NAYA Biosciences has announced the initiation of a Phase 1/2a clinical trial to evaluate NY-303, a GPC3-targeting NK Engager bispecific antibody, for the treatment of hepatocellular carcinoma (HCC) in patients who have not responded to first-line immunotherapy. The trial, which has received regulatory approval from the Israeli Ministry of Health and institutional review board clearance, will enroll patients at up to seven academic centers, with patient recruitment expected to begin in early 2025.
Trial Design and Endpoints
The Phase 1 portion of the trial will involve dose escalation, with responding patients continuing weekly administration as long as no disease progression is observed. Key endpoints include safety, pharmacokinetics, activity markers, preliminary clinical efficacy, and time-to-progression. The Phase 2a part of the trial is anticipated to expand to the United States and Europe, pending regulatory approvals, and will evaluate NY-303 at two dose levels selected in Phase 1. Key efficacy endpoints for Phase 2a will include objective response rate and progression-free survival.

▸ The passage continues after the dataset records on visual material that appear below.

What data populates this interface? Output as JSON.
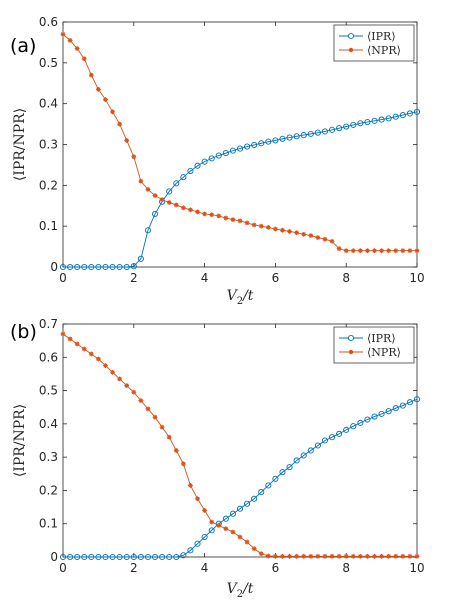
{
  "chart_data": [
    {
      "type": "line",
      "panel_label": "(a)",
      "xlabel_base": "V",
      "xlabel_sub": "2",
      "xlabel_tail": "/t",
      "ylabel": "⟨IPR/NPR⟩",
      "xlim": [
        0,
        10
      ],
      "ylim": [
        0,
        0.6
      ],
      "xticks": [
        "0",
        "2",
        "4",
        "6",
        "8",
        "10"
      ],
      "yticks": [
        "0",
        "0.1",
        "0.2",
        "0.3",
        "0.4",
        "0.5",
        "0.6"
      ],
      "grid": false,
      "legend_position": "top-right",
      "series": [
        {
          "name": "⟨IPR⟩",
          "color": "#0072BD",
          "marker": "circle",
          "x": [
            0,
            0.2,
            0.4,
            0.6,
            0.8,
            1.0,
            1.2,
            1.4,
            1.6,
            1.8,
            2.0,
            2.2,
            2.4,
            2.6,
            2.8,
            3.0,
            3.2,
            3.4,
            3.6,
            3.8,
            4.0,
            4.2,
            4.4,
            4.6,
            4.8,
            5.0,
            5.2,
            5.4,
            5.6,
            5.8,
            6.0,
            6.2,
            6.4,
            6.6,
            6.8,
            7.0,
            7.2,
            7.4,
            7.6,
            7.8,
            8.0,
            8.2,
            8.4,
            8.6,
            8.8,
            9.0,
            9.2,
            9.4,
            9.6,
            9.8,
            10.0
          ],
          "y": [
            0,
            0,
            0,
            0,
            0,
            0,
            0,
            0,
            0,
            0,
            0.002,
            0.02,
            0.09,
            0.13,
            0.16,
            0.185,
            0.205,
            0.22,
            0.235,
            0.248,
            0.258,
            0.266,
            0.273,
            0.279,
            0.285,
            0.29,
            0.295,
            0.299,
            0.303,
            0.307,
            0.31,
            0.314,
            0.317,
            0.32,
            0.323,
            0.326,
            0.329,
            0.332,
            0.336,
            0.34,
            0.344,
            0.348,
            0.352,
            0.355,
            0.358,
            0.361,
            0.364,
            0.368,
            0.372,
            0.376,
            0.38
          ]
        },
        {
          "name": "⟨NPR⟩",
          "color": "#D95319",
          "marker": "asterisk",
          "x": [
            0,
            0.2,
            0.4,
            0.6,
            0.8,
            1.0,
            1.2,
            1.4,
            1.6,
            1.8,
            2.0,
            2.2,
            2.4,
            2.6,
            2.8,
            3.0,
            3.2,
            3.4,
            3.6,
            3.8,
            4.0,
            4.2,
            4.4,
            4.6,
            4.8,
            5.0,
            5.2,
            5.4,
            5.6,
            5.8,
            6.0,
            6.2,
            6.4,
            6.6,
            6.8,
            7.0,
            7.2,
            7.4,
            7.6,
            7.8,
            8.0,
            8.2,
            8.4,
            8.6,
            8.8,
            9.0,
            9.2,
            9.4,
            9.6,
            9.8,
            10.0
          ],
          "y": [
            0.57,
            0.555,
            0.535,
            0.51,
            0.47,
            0.435,
            0.41,
            0.38,
            0.35,
            0.31,
            0.27,
            0.21,
            0.19,
            0.175,
            0.165,
            0.158,
            0.152,
            0.145,
            0.14,
            0.135,
            0.13,
            0.128,
            0.125,
            0.12,
            0.116,
            0.113,
            0.108,
            0.103,
            0.1,
            0.097,
            0.093,
            0.09,
            0.087,
            0.084,
            0.08,
            0.077,
            0.072,
            0.068,
            0.063,
            0.045,
            0.04,
            0.04,
            0.04,
            0.04,
            0.04,
            0.04,
            0.04,
            0.04,
            0.04,
            0.04,
            0.04
          ]
        }
      ]
    },
    {
      "type": "line",
      "panel_label": "(b)",
      "xlabel_base": "V",
      "xlabel_sub": "2",
      "xlabel_tail": "/t",
      "ylabel": "⟨IPR/NPR⟩",
      "xlim": [
        0,
        10
      ],
      "ylim": [
        0,
        0.7
      ],
      "xticks": [
        "0",
        "2",
        "4",
        "6",
        "8",
        "10"
      ],
      "yticks": [
        "0",
        "0.1",
        "0.2",
        "0.3",
        "0.4",
        "0.5",
        "0.6",
        "0.7"
      ],
      "grid": false,
      "legend_position": "top-right",
      "series": [
        {
          "name": "⟨IPR⟩",
          "color": "#0072BD",
          "marker": "circle",
          "x": [
            0,
            0.2,
            0.4,
            0.6,
            0.8,
            1.0,
            1.2,
            1.4,
            1.6,
            1.8,
            2.0,
            2.2,
            2.4,
            2.6,
            2.8,
            3.0,
            3.2,
            3.4,
            3.6,
            3.8,
            4.0,
            4.2,
            4.4,
            4.6,
            4.8,
            5.0,
            5.2,
            5.4,
            5.6,
            5.8,
            6.0,
            6.2,
            6.4,
            6.6,
            6.8,
            7.0,
            7.2,
            7.4,
            7.6,
            7.8,
            8.0,
            8.2,
            8.4,
            8.6,
            8.8,
            9.0,
            9.2,
            9.4,
            9.6,
            9.8,
            10.0
          ],
          "y": [
            0,
            0,
            0,
            0,
            0,
            0,
            0,
            0,
            0,
            0,
            0,
            0,
            0,
            0,
            0,
            0,
            0,
            0.005,
            0.02,
            0.04,
            0.06,
            0.08,
            0.1,
            0.115,
            0.13,
            0.145,
            0.16,
            0.175,
            0.195,
            0.215,
            0.235,
            0.255,
            0.27,
            0.29,
            0.305,
            0.32,
            0.335,
            0.35,
            0.36,
            0.37,
            0.382,
            0.393,
            0.403,
            0.413,
            0.422,
            0.43,
            0.438,
            0.447,
            0.455,
            0.465,
            0.474
          ]
        },
        {
          "name": "⟨NPR⟩",
          "color": "#D95319",
          "marker": "asterisk",
          "x": [
            0,
            0.2,
            0.4,
            0.6,
            0.8,
            1.0,
            1.2,
            1.4,
            1.6,
            1.8,
            2.0,
            2.2,
            2.4,
            2.6,
            2.8,
            3.0,
            3.2,
            3.4,
            3.6,
            3.8,
            4.0,
            4.2,
            4.4,
            4.6,
            4.8,
            5.0,
            5.2,
            5.4,
            5.6,
            5.8,
            6.0,
            6.2,
            6.4,
            6.6,
            6.8,
            7.0,
            7.2,
            7.4,
            7.6,
            7.8,
            8.0,
            8.2,
            8.4,
            8.6,
            8.8,
            9.0,
            9.2,
            9.4,
            9.6,
            9.8,
            10.0
          ],
          "y": [
            0.67,
            0.655,
            0.64,
            0.625,
            0.61,
            0.595,
            0.575,
            0.555,
            0.535,
            0.515,
            0.495,
            0.47,
            0.445,
            0.42,
            0.39,
            0.36,
            0.32,
            0.28,
            0.215,
            0.175,
            0.14,
            0.105,
            0.095,
            0.085,
            0.075,
            0.06,
            0.045,
            0.025,
            0.01,
            0.003,
            0.002,
            0.002,
            0.002,
            0.002,
            0.002,
            0.002,
            0.002,
            0.002,
            0.002,
            0.002,
            0.002,
            0.002,
            0.002,
            0.002,
            0.002,
            0.002,
            0.002,
            0.002,
            0.002,
            0.002,
            0.002
          ]
        }
      ]
    }
  ]
}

Rationale for NY-303 in HCC
Hepatocellular carcinoma is a leading cause of cancer death worldwide, with a rapidly increasing global trend. According to NAYA Therapeutics Chief Medical Officer Dan Chiche, MD, less than 30% of patients treated with current standard of care respond to immunotherapy, and mean progression-free survival is less than 7 months. NY-303's dual targeting of NK cells and GPC3 represents a novel mechanism of action with the potential to unlock non-response to checkpoint inhibitors.
NY-303 Mechanism of Action
NY-303 is a first-in-class therapeutic candidate that leverages the engagement and activation of natural killer (NK) cells using a bispecific antibody. It targets both GPC3, an oncofetal protein uniquely expressed on liver cancer cells, and NKp46, a cell surface receptor on natural killer (NK) cells that plays a central role in NK cell activation and the elimination of target cells. This mechanism enables NY-303 to turn the tumor from a 'cold' state into a 'hot' state, making liver cancer cells susceptible to immunotherapy. The approach is promising not only for HCC but also for other GPC3-expressing tumors like lung squamous cell carcinoma, ovarian cancer, and pediatric cancer.
Current HCC Treatment Landscape
Currently, liver cancer therapies include surgery, liver transplantation, targeted drugs, and immunotherapies like checkpoint inhibitors. However, the prognosis remains grim, especially for advanced-stage disease, with a global five-year survival rate of around 20%. NY-303 represents a new opportunity for liver cancer patients by harnessing the body’s immune system to specifically attack tumor cells and engage NK-cells, potentially offering a safer profile and overcoming non-responding tumors against immunotherapies.